California Dairy Farmers Recognized for Environmental Commitment; California Dairy Industry Sets National Precedent.
SACRAMENTO, Calif.--(BUSINESS WIRE)--Dec. 5, 2000
The California dairy industry has racked up another "first." While the state's dairy cows lead the country in production, a group of California dairy families is the first ever to be certified for its best practices in environmental protection. The first dairies were honored today for their achievements.
"This is a proud moment for the California dairy industry," said Hilmar dairyman and chairman of the California Dairy Quality Assurance (CDQA) program Chuck Ahlem. "This voluntary program has provided us with the opportunity to bring our care for the environment to a higher level. With it, consumers can feel confident that we are continuing our goal to produce wholesome and nutritious dairy products in concert with a healthy environment."
The certifications come under CDQA's Environmental Stewardship program, which brings together federal, state and local agencies in partnership with dairy industry organizations to provide dairy farmers with a concise road map of standard procedures, systems and equipment assuring their farm is operating at the highest level for environmental safety.
"Our industry has always been proactive in its environmental protection program," added Ahlem, "and we now have a formal system to recognize these efforts and generate further assurances." Ahlem noted that the program assists dairy farmers in making meaningful decisions about dairy management and interpreting the complex rules and regulations that govern their operations.
Alexis Strauss, director of the U.S. Environmental Protection Agency's water division in San Francisco, said the program's success to certify dairy producers is an unprecedented accomplishment for the nation's dairy industry.
"These dairies are investing time and effort to show that environmental stewardship and dairy production can indeed go hand in hand," Strauss said. "California's environment will continue to benefit as we get more and more dairies to complete this compliance program."
Dairy producers on hand to receive their certificates during a Capitol ceremony today were Alderson Dairy, Gerber; Bancrest Dairy Inc., Ferndale; Bartelink Dairy, Escalon; Bucher Dairy, Healdsburg; Charles Ahlem Ranch, Hilmar; and Walter Stornetta Ranch, Point Arena. They represented the first wave of dairies to gain certification status.

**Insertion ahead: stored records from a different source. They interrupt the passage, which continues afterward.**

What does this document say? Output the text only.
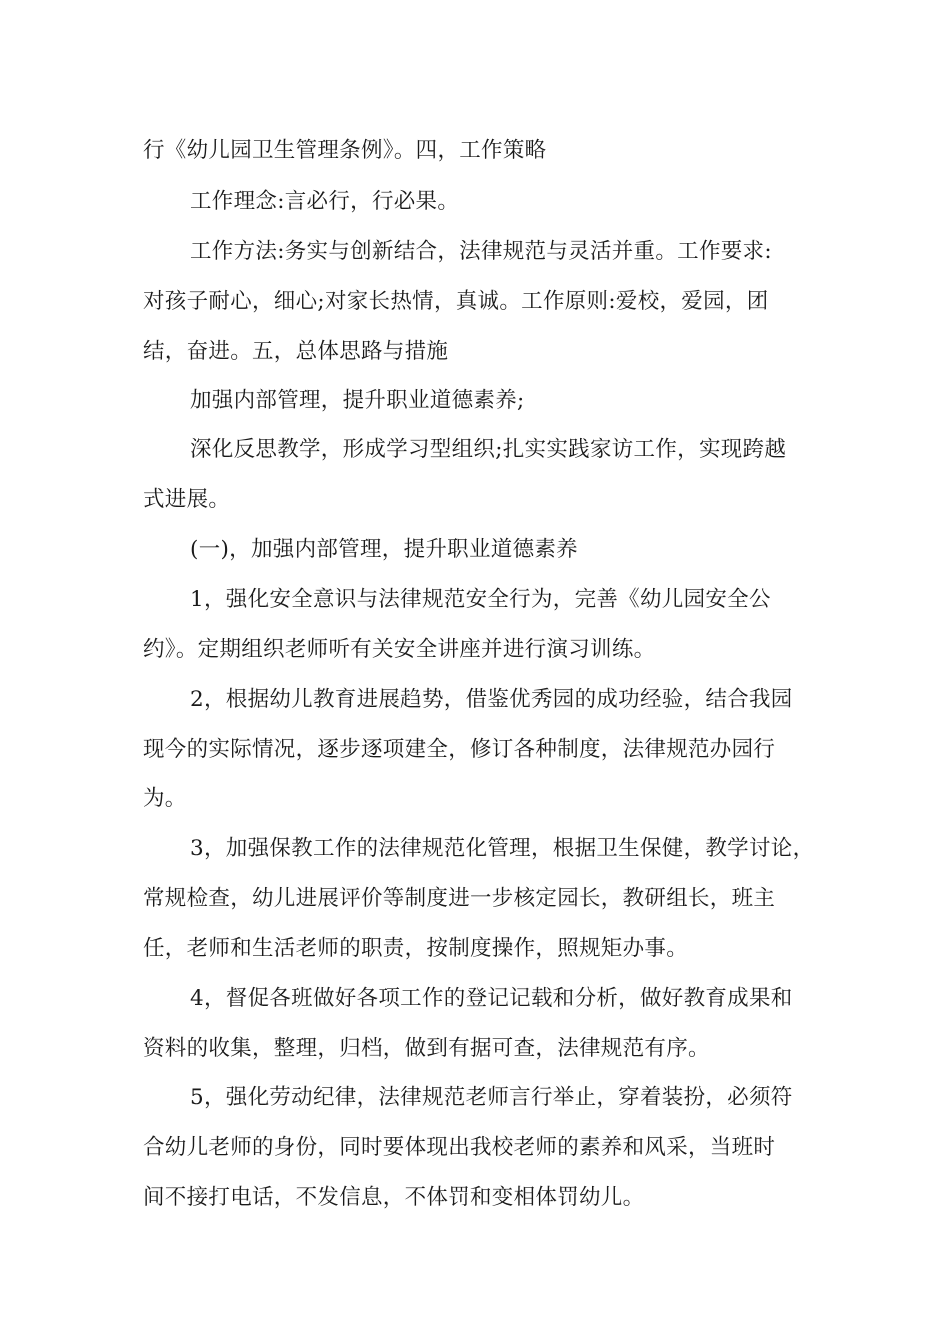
行《幼儿园卫生管理条例》。四，工作策略
工作理念:言必行，行必果。
工作方法:务实与创新结合，法律规范与灵活并重。工作要求:
对孩子耐心，细心;对家长热情，真诚。工作原则:爱校，爱园，团
结，奋进。五，总体思路与措施
加强内部管理，提升职业道德素养;
深化反思教学，形成学习型组织;扎实实践家访工作，实现跨越
式进展。
(一)，加强内部管理，提升职业道德素养
1，强化安全意识与法律规范安全行为，完善《幼儿园安全公
约》。定期组织老师听有关安全讲座并进行演习训练。
2，根据幼儿教育进展趋势，借鉴优秀园的成功经验，结合我园
现今的实际情况，逐步逐项建全，修订各种制度，法律规范办园行
为。
3，加强保教工作的法律规范化管理，根据卫生保健，教学讨论，
常规检查，幼儿进展评价等制度进一步核定园长，教研组长，班主
任，老师和生活老师的职责，按制度操作，照规矩办事。
4，督促各班做好各项工作的登记记载和分析，做好教育成果和
资料的收集，整理，归档，做到有据可查，法律规范有序。
5，强化劳动纪律，法律规范老师言行举止，穿着装扮，必须符
合幼儿老师的身份，同时要体现出我校老师的素养和风采，当班时
间不接打电话，不发信息，不体罚和变相体罚幼儿。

The CDQA Environmental Stewardship program has provided voluntary training to about 1,400 dairy farmers and their employees. Certified dairies attend six hours of course work developed by UC Davis, complete a comprehensive farm management plan, and pass a rigorous on-farm evaluation by the California Department of Food and Agriculture (CDFA).
The program began its initial evaluations in late summer. Following the non-regulatory evaluations by CDFA, these dairies voluntarily agreed to have follow-up inspections performed by the Regional Water Quality Board staff. Currently, on-farm evaluations are being funded by a substantial grant from the U.S. EPA. that will cover certification of up to 1,000 dairy facilities.
The CDQA Program was formed in 1997 to assist the state's dairy industry, in cooperation with state and federal agencies and the University of California to improve best practices that affect all aspects of dairy operations. The program includes three components: Environmental Stewardship; Food Safety; and Animal Health and Welfare.
The CDQA is supported by dairy industry leadership including the Alliance of Western Milk Producers, California Farm Bureau Federation, California Manufacturing Milk Advisory Board, California Milk Advisory Board, Milk Producers Council, and Western United Dairymen. Government agencies and academic organizations partnering with the environmental certification program include the California Department of Food and Agriculture, the California Environmental Protection Agency, the State Water Resources Control Board, the California Resources Agency, the Department of Fish and Game, Region 9 of the U.S. Environmental Protection Agency, University of California at Davis, and the U.S. Department of Agriculture Animal Plant Health Inspection Service, Natural Resources Conservation Service and Farm Services Agency.